Burada teologlarla kastedilenin, Alevi vatandaşların da vergileriyle maaşlarını alan Diyanet İşleri görevlileri ve İlahiyat hocaları olduğuna şüphe yok.
Senden aldığım para ile hayatımı sürdürür ve senin kim olduğuna ben karar veririm.
Seni ben tanımlarım.
Cemevlerinin ibadet yeri olup olmadığına hukuk karar verirmiş.
Hangi hukuk olacak bu?
Cemevlerinin ibadet yeri olup olmadığını Diyanet İşlerine soran hukuk mu, yoksa evrensel hukuk mu?
Avrupa İnsan Hakları Mahkemesi, çok açık çok net kriterle Cemevi konusunda Türkiye’yi iki defa mahkûm etti.
Dedi ki, “bir cemaatin hangi dinî inanışa ait olduğuna devlet değil o cemaatin en yüksek yetkilileri karar verir.”
Yine dedi ki, “Sünni ibadet yerlerine tanıdığın ayrıcalıkları Alevilerin ibadet yerlerinden esirgeyerek açıkça ayrımcılık yapıyorsun.”
İstanbul Belediye Meclisinde konuşan AK Partili beyefendi farkında olmayabilir ama hukuk çoktan Cemevi konusunda karar verdi.
Verdiği karar, Cemevinin ibadet yeri olup olmadığına, sizlerin ve Diyanet’in karar veremeyeceğidir.
Ama Türkiye’nin efendi-köle diyalektiği farklı olanın tanınmasına bir türlü izin vermiyor.
Kürtçe, devlet katında “bilinmeyen bir dil”e dönüşüyor.
İçinde yüzlerce yıldır ibadet yapılan Cemevi, folklorik bir motife dönüşüyor.
Gayrımüslim’in kurumları ise yok hükmünde…
Fakat bu efendi-köle diyalektiği, Hegel’in de dediği gibi, sonuçta kimsenin özgür olmamasıyla sonuçlanıyor.

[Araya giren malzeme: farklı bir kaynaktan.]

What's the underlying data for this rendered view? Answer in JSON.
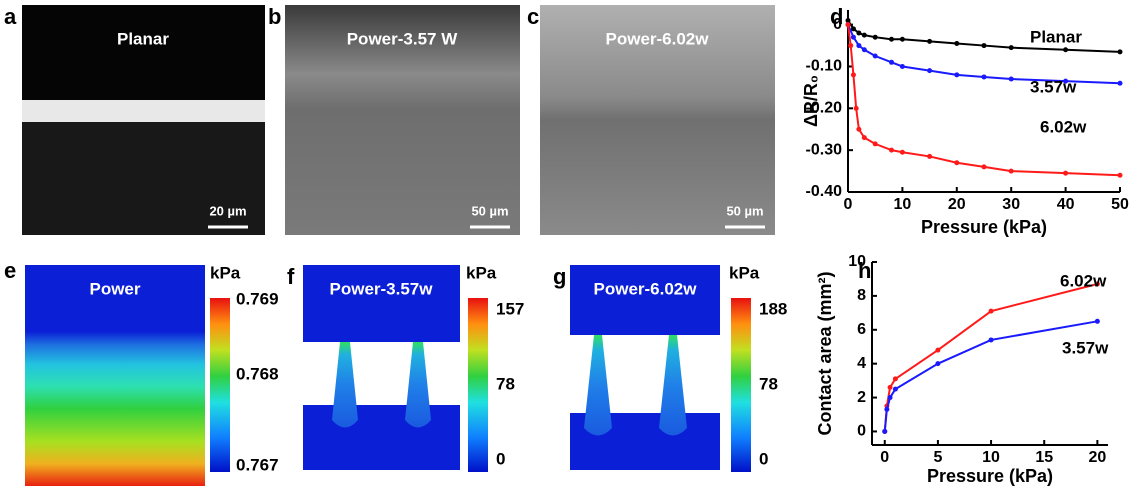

Diğerini yok sayacağım, kontrol edeceğim derken hiç kimsenin özgür olmadığı bir dünya yaratılıyor sonuçta.
Örneğin din bir türlü devletin kontrolünden çıkamıyor.
Biz iktidardayız, diğerleri üzerinde tahakküm kurarız diyenler, yarın iktidar değiştiğinde, kendilerinin üzerinde tahakküm kurulacağı bir düzeni tahkim edip duruyorlar.
Bir türlü görmüyorlar, ki ancak kölenin olmadığı yerde bütün insanlar özgür olabilir.
Köle varsa, efendi de, o durumun kölesidir.